There are many characters in a novel, how to do sentiment analysis for each individual one of them? Is he/she feeling good in this chapter? Is this episode a good/bad scenario for someone?
Bigger questions: Is this news good/bad for one specific company? The events happened today are good/bad for each individual company? (One event can be good for Apple but bad for Google)
After reading some papers&articles, I came up with an idea.
Distributional Hypothesis: words that are used and occur in the same contexts tend to purport similar meanings. The Distributional Hypothesis is the basis for statistical semantics.(http://en.wikipedia.org/wiki/Distributional_semantics)
There are many methods about how to represent words with vectors.(LSA, HAL, Topic models, etc.) Most of the methods are based on the Distributional Hypothesis. After changing the words to vectors, we can use top k nearest neighbors of the one word(in vector form) to represent the meaning of that word.

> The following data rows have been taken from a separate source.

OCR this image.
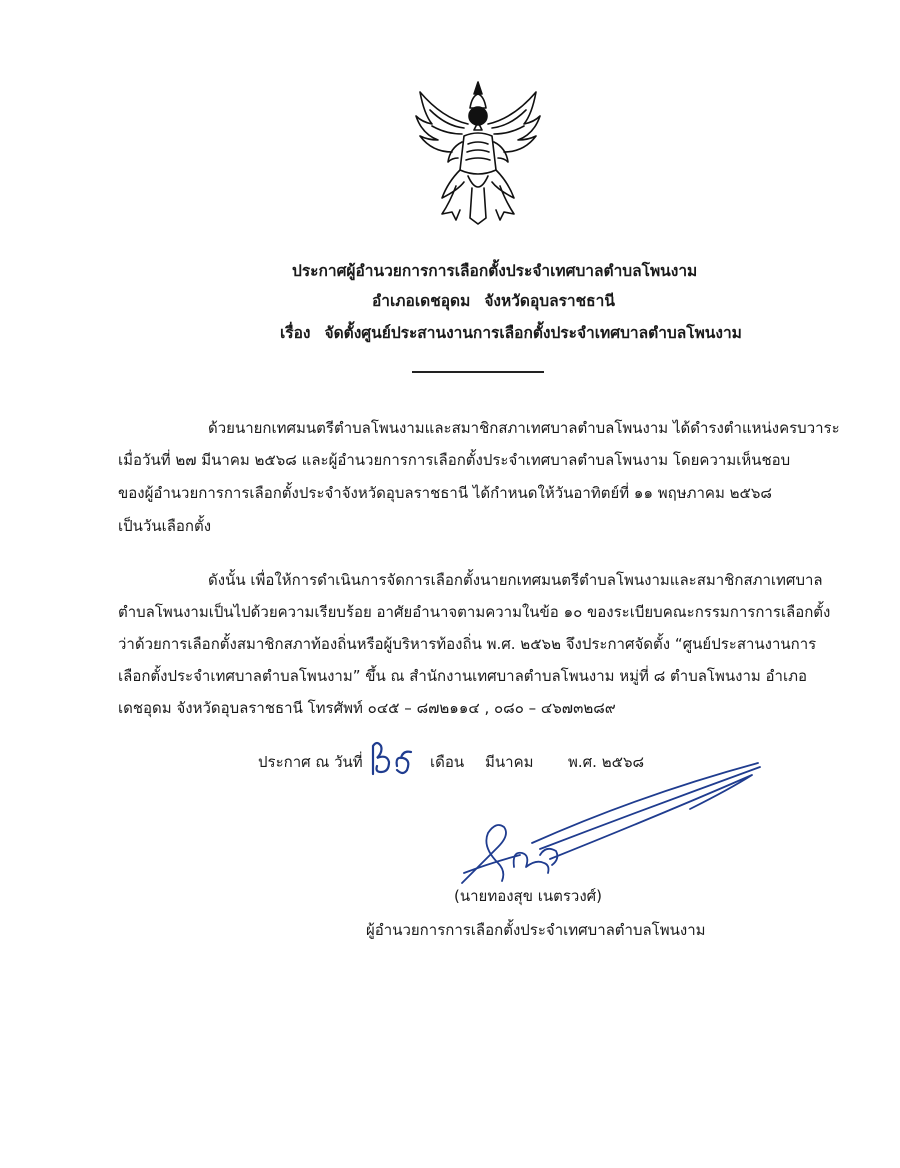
ประกาศผู้อำนวยการการเลือกตั้งประจำเทศบาลตำบลโพนงาม
อำเภอเดชอุดม จังหวัดอุบลราชธานี
เรื่อง จัดตั้งศูนย์ประสานงานการเลือกตั้งประจำเทศบาลตำบลโพนงาม
ด้วยนายกเทศมนตรีตำบลโพนงามและสมาชิกสภาเทศบาลตำบลโพนงาม ได้ดำรงตำแหน่งครบวาระ
เมื่อวันที่ ๒๗ มีนาคม ๒๕๖๘ และผู้อำนวยการการเลือกตั้งประจำเทศบาลตำบลโพนงาม โดยความเห็นชอบ
ของผู้อำนวยการการเลือกตั้งประจำจังหวัดอุบลราชธานี ได้กำหนดให้วันอาทิตย์ที่ ๑๑ พฤษภาคม ๒๕๖๘
เป็นวันเลือกตั้ง
ดังนั้น เพื่อให้การดำเนินการจัดการเลือกตั้งนายกเทศมนตรีตำบลโพนงามและสมาชิกสภาเทศบาล
ตำบลโพนงามเป็นไปด้วยความเรียบร้อย อาศัยอำนาจตามความในข้อ ๑๐ ของระเบียบคณะกรรมการการเลือกตั้ง
ว่าด้วยการเลือกตั้งสมาชิกสภาท้องถิ่นหรือผู้บริหารท้องถิ่น พ.ศ. ๒๕๖๒ จึงประกาศจัดตั้ง “ศูนย์ประสานงานการ
เลือกตั้งประจำเทศบาลตำบลโพนงาม” ขึ้น ณ สำนักงานเทศบาลตำบลโพนงาม หมู่ที่ ๘ ตำบลโพนงาม อำเภอ
เดชอุดม จังหวัดอุบลราชธานี โทรศัพท์ ๐๔๕ – ๘๗๒๑๑๔ , ๐๘๐ – ๔๖๗๓๒๘๙
ประกาศ ณ วันที่	เดือน มีนาคม พ.ศ. ๒๕๖๘
(นายทองสุข เนตรวงศ์)
ผู้อำนวยการการเลือกตั้งประจำเทศบาลตำบลโพนงาม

In order to get more accurate result, we always need to have a fairly large corpus.(for this is a hypothesis based on statistics) But, what if we don’t have a large corpus? What if we only have one book? What if we only have one article? Here is my hypothesis: Under this kind of scenarios, the top K nearest neighbors of one word represents the book’s/article’s perspective on the word.

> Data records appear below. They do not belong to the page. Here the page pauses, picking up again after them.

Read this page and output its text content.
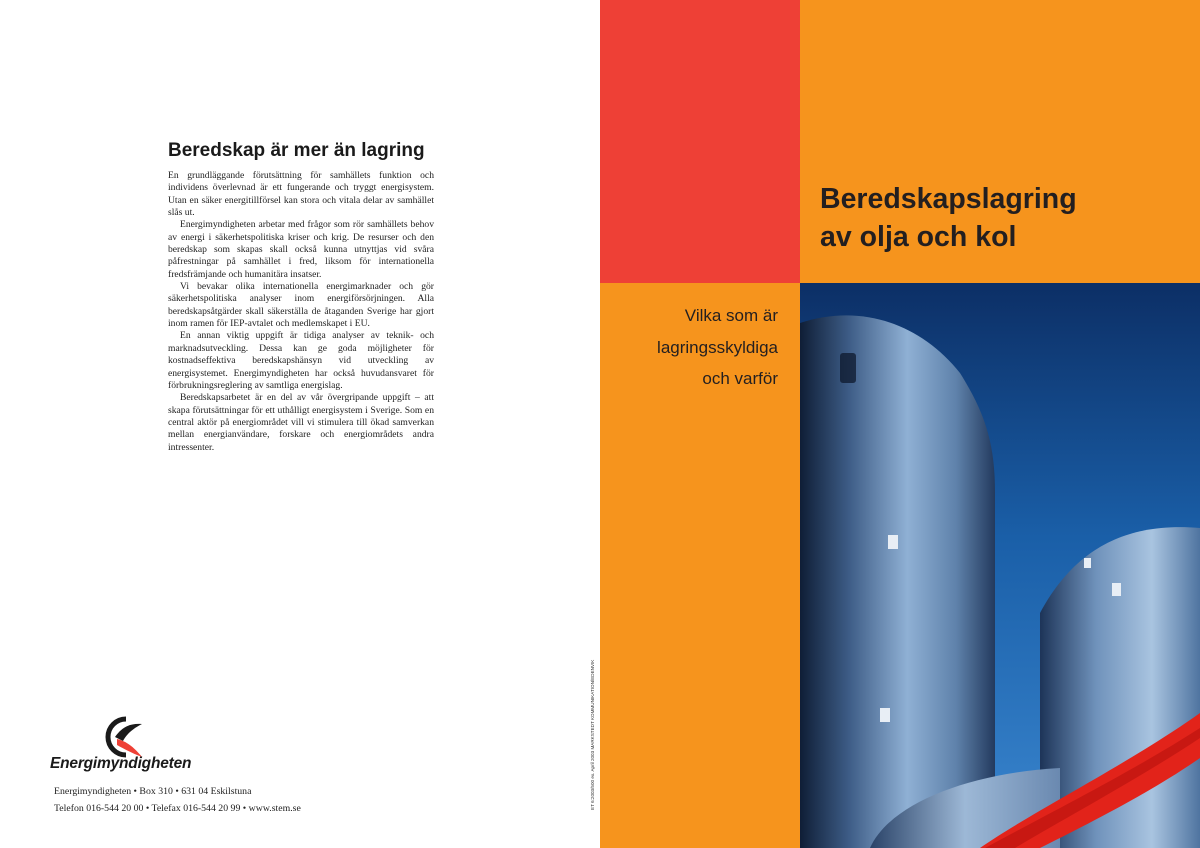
Beredskap är mer än lagring

En grundläggande förutsättning för samhällets funktion och individens överlevnad är ett fungerande och tryggt energisystem. Utan en säker energitillförsel kan stora och vitala delar av samhället slås ut.

Energimyndigheten arbetar med frågor som rör samhällets behov av energi i säkerhetspolitiska kriser och krig. De resurser och den beredskap som skapas skall också kunna utnyttjas vid svåra påfrestningar på samhället i fred, liksom för internationella fredsfrämjande och humanitära insatser.

Vi bevakar olika internationella energimarknader och gör säkerhetspolitiska analyser inom energiförsörjningen. Alla beredskapsåtgärder skall säkerställa de åtaganden Sverige har gjort inom ramen för IEP-avtalet och medlemskapet i EU.

En annan viktig uppgift är tidiga analyser av teknik- och marknadsutveckling. Dessa kan ge goda möjligheter för kostnadseffektiva beredskapshänsyn vid utveckling av energisystemet. Energimyndigheten har också huvudansvaret för förbrukningsreglering av samtliga energislag.

Beredskapsarbetet är en del av vår övergripande uppgift – att skapa förutsättningar för ett uthålligt energisystem i Sverige. Som en central aktör på energiområdet vill vi stimulera till ökad samverkan mellan energianvändare, forskare och energiområdets andra intressenter.

Energimyndigheten
Energimyndigheten • Box 310 • 631 04 Eskilstuna
Telefon 016-544 20 00 • Telefax 016-544 20 99 • www.stem.se	ET 6:2003/500 ex. April 2003 MARKSTEDT KOMMUNIKATION/EDENVIK
Beredskapslagring
av olja och kol
Vilka som är
lagringsskyldiga
och varför
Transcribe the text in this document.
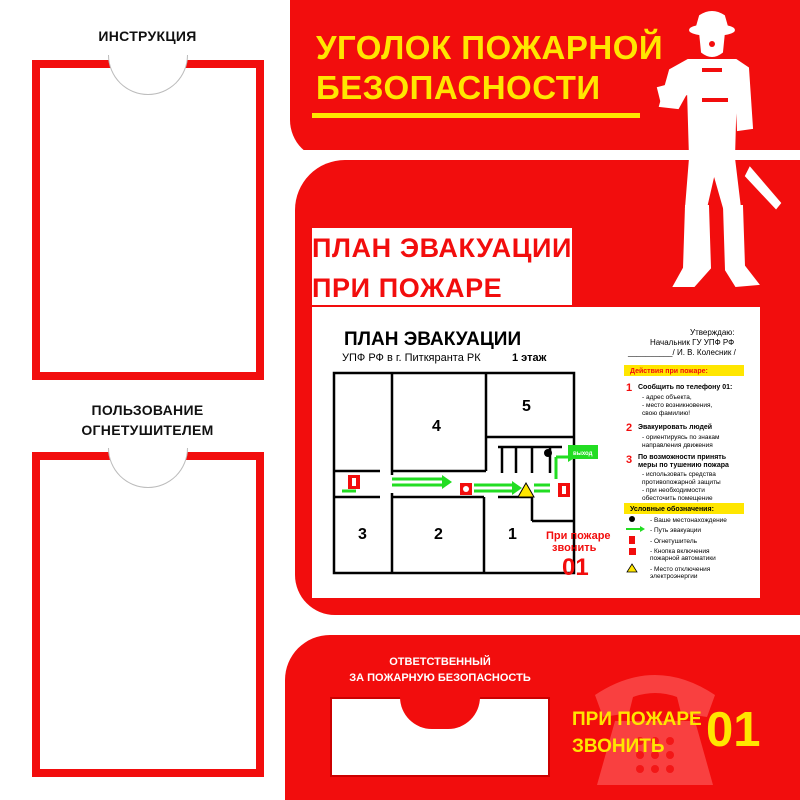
УГОЛОК ПОЖАРНОЙ
БЕЗОПАСНОСТИ
ИНСТРУКЦИЯ
ПОЛЬЗОВАНИЕ
ОГНЕТУШИТЕЛЕМ
ПЛАН ЭВАКУАЦИИ
ПРИ ПОЖАРЕ
ПЛАН ЭВАКУАЦИИ
УПФ РФ в г. Питкяранта РК	1 этаж
Утверждаю:
Начальник ГУ УПФ РФ
__________/ И. В. Колесник /
4
5
3	2	1
выход
При пожаре
звонить
01
Действия при пожаре:
1 Сообщить по телефону 01:
- адрес объекта,
- место возникновения,
свою фамилию!
2 Эвакуировать людей
- ориентируясь по знакам
направления движения
3 По возможности принять
меры по тушению пожара
- использовать средства
противопожарной защиты
- при необходимости
обесточить помещение
Условные обозначения:
- Ваше местонахождение
- Путь эвакуации
- Огнетушитель
- Кнопка включения
пожарной автоматики
- Место отключения
электроэнергии
ОТВЕТСТВЕННЫЙ
ЗА ПОЖАРНУЮ БЕЗОПАСНОСТЬ
ПРИ ПОЖАРЕ
ЗВОНИТЬ 01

Then I started do some experiments to verify my hypothesis.
Experiment 1, The Novel
Novel is a very good target to do experiment on. There are many characters in one novel, some are friends while some are enemies to each other. In this chapter this guy is one of the most powerful people in the world, but in the next chapter he becomes a dead man. Like rollercoaster.

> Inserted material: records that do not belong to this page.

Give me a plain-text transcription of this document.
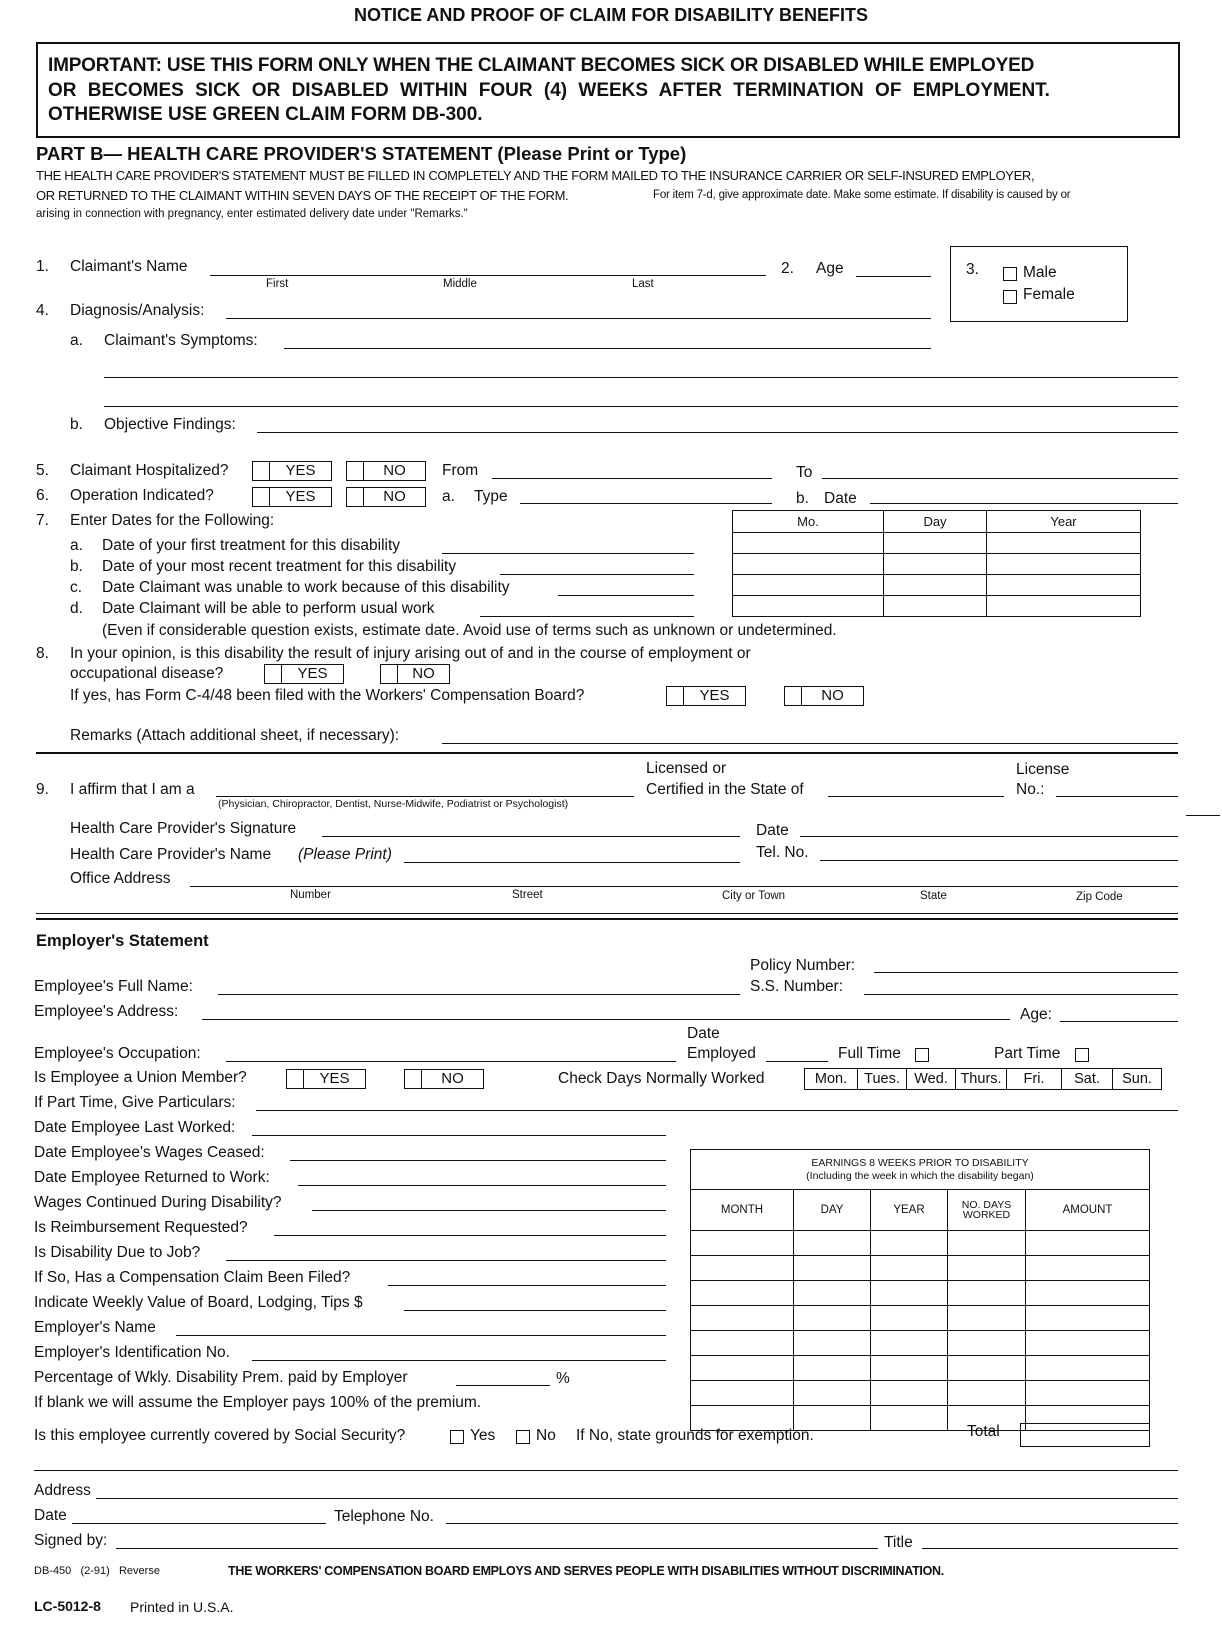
NOTICE AND PROOF OF CLAIM FOR DISABILITY BENEFITS
IMPORTANT: USE THIS FORM ONLY WHEN THE CLAIMANT BECOMES SICK OR DISABLED WHILE EMPLOYED
OR BECOMES SICK OR DISABLED WITHIN FOUR (4) WEEKS AFTER TERMINATION OF EMPLOYMENT.
OTHERWISE USE GREEN CLAIM FORM DB-300.
PART B— HEALTH CARE PROVIDER'S STATEMENT (Please Print or Type)
THE HEALTH CARE PROVIDER'S STATEMENT MUST BE FILLED IN COMPLETELY AND THE FORM MAILED TO THE INSURANCE CARRIER OR SELF-INSURED EMPLOYER,
OR RETURNED TO THE CLAIMANT WITHIN SEVEN DAYS OF THE RECEIPT OF THE FORM.	For item 7-d, give approximate date. Make some estimate. If disability is caused by or
arising in connection with pregnancy, enter estimated delivery date under "Remarks."
1. Claimant's Name
First	Middle	Last
2. Age	3.	Male
Female
4. Diagnosis/Analysis:
a. Claimant's Symptoms:
b. Objective Findings:
5. Claimant Hospitalized?	YES	NO	From	To
6. Operation Indicated?	YES	NO	a. Type	b. Date
7. Enter Dates for the Following:
a. Date of your first treatment for this disability
b. Date of your most recent treatment for this disability
c. Date Claimant was unable to work because of this disability
d. Date Claimant will be able to perform usual work
(Even if considerable question exists, estimate date. Avoid use of terms such as unknown or undetermined.
Mo.	Day	Year

8. In your opinion, is this disability the result of injury arising out of and in the course of employment or
occupational disease?	YES	NO
If yes, has Form C-4/48 been filed with the Workers' Compensation Board?	YES	NO
Remarks (Attach additional sheet, if necessary):
Licensed or	License
9. I affirm that I am a
(Physician, Chiropractor, Dentist, Nurse-Midwife, Podiatrist or Psychologist)
Certified in the State of	No.:
Health Care Provider's Signature	Date
Health Care Provider's Name (Please Print)	Tel. No.
Office Address
Number	Street	City or Town	State	Zip Code
Employer's Statement
Policy Number:
Employee's Full Name:	S.S. Number:
Employee's Address:	Age:
Date
Employee's Occupation:	Employed	Full Time	Part Time
Is Employee a Union Member?	YES	NO	Check Days Normally Worked	Mon.	Tues. Wed. Thurs.	Fri.	Sat.	Sun.
If Part Time, Give Particulars:
Date Employee Last Worked:
Date Employee's Wages Ceased:
Date Employee Returned to Work:
Wages Continued During Disability?
Is Reimbursement Requested?
Is Disability Due to Job?
If So, Has a Compensation Claim Been Filed?
Indicate Weekly Value of Board, Lodging, Tips $
Employer's Name
Employer's Identification No.
Percentage of Wkly. Disability Prem. paid by Employer	%
If blank we will assume the Employer pays 100% of the premium.
EARNINGS 8 WEEKS PRIOR TO DISABILITY
(Including the week in which the disability began)				

MONTH	DAY	YEAR	NO. DAYS WORKED	AMOUNT

Total
Is this employee currently covered by Social Security?	Yes	No If No, state grounds for exemption.
Address
Date	Telephone No.
Signed by:	Title
DB-450   (2-91)   Reverse	THE WORKERS' COMPENSATION BOARD EMPLOYS AND SERVES PEOPLE WITH DISABILITIES WITHOUT DISCRIMINATION.
LC-5012-8 Printed in U.S.A.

Create LSA space for each individual chapter of one novel.
Get K nearest neighbors for some leading roles.
Do sentiment analysis based on these K words.
Read through the novel see if the SA result make sense.
I tested on 5 novels (two Chinese novels, three in English). The results were promising.
Here is the result of the Starks and the Lannisters from the novel A Song of Ice and fire: Game of Thrones by George R. R. Martin. Left column is the Starks, right is the Lannisters, the good/bad scale is [-10, 10], negative number means bad, positive means good. Click on the image below to view the original big picture.
As you can see above, when the Starks’ value is negative in one chapter, something bad happens to the Starks and vice versa. I have to point out C1 and C2 point in the graph. They are chapters about the Starks and the Lannisters having conflicts. In C1, the Starks win while the Lannisters lose. In C2, the Starks lose while the Lannisters win. (This is a case I mentioned before, “one event can be good for Apple but bad for Google”)
Experiment 2, IT News
After experimenting on novels, I started crawl news from Slashdot, Engadget and cnBeta(Chinese IT news website). Trying to answer the question: “The events happened today are good/bad for each individual company?” I think this can reflect the stock price of each individual company.
Then, here are some results that I get:
X-axis only from 0 to 250 for there are only 250 trading days in one year. The Y-axis is the (stock price of one day)/(stock price of the first trading day) * 100% with the Green line, (the good or bad value of one day + the value of the previous day)/(the value first trading day, which is 100) * 100% with the Red line.
The result seems to be good, but a lot more experiments needed to be done to verify my hypothesis and there are a lot of improvements can be done with the algorithm and the process that I use in the experiments.